Anche con il romanzo Lourdes, in cui racconta il grottesco fascino della religione popolare in uno strano pellegrinaggio, aveva seguito lo stesso metodo?
«Lourdes non si può raccontare senza esserci mai stato dentro. In una narrazione ci devono essere dei dati reali, altrimenti è fantascienza. C’è sempre una esperienza diretta. Poi, ovviamente il racconto non è una cronaca, ma è mutuato dalla creazione letteraria».
Lei usa molta ironia nella scrittura, una caratteristica non comune nella letteratura italiana.
«Mi ha sempre incuriosito l’ironia, credo che abbia un grande potenziale narrativo.
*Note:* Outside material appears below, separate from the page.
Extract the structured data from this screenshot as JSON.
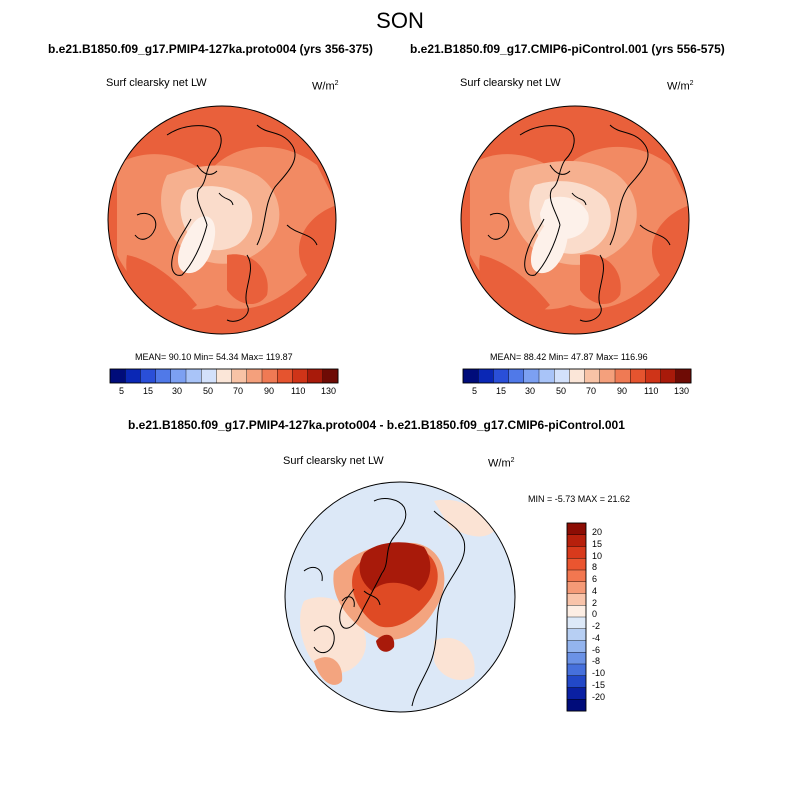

Credo sia importante non prendersi sul serio, credo sia una formula da prendere nella vita».
Cosa l’ha affascinata di queste sedute di psicoterapia collettiva?
«Mi colpisce la rappresentazione. Persone sconosciute diventano immediatamente i tuoi cari. La partecipazione delle persone a questi incontri è totale, è come un esperimento medianico».
Cosa li spinge ad abbandonare le proprie timidezze e rigidità?
«Il cerchio che si forma, dove c’è un campo morfogenico».
Le è capitato che i suoi lettori si offendessero per l’ironia che mette nelle descrizioni di certe realtà?
 «Con Lourdes ricevevo lettere inferocite di vecchie dame lombarde che mi accusavano di aver sottolineato aspetti squallidi del pellegrinaggio. Però molti mi ringraziavano per aver scoperto una esperienza che altrimenti non avrebbero vissuto».
Anche con i seguaci della psicoterapia delle costellazioni succederà la stessa cosa?
«Qualcuno mi ha detto che le costellazioni familiari “non sono così”, ma è necessario ricordare una cosa fondamentale: questo non è un saggio, è un romanzo, e nel romanzo ci deve essere la libertà del racconto…»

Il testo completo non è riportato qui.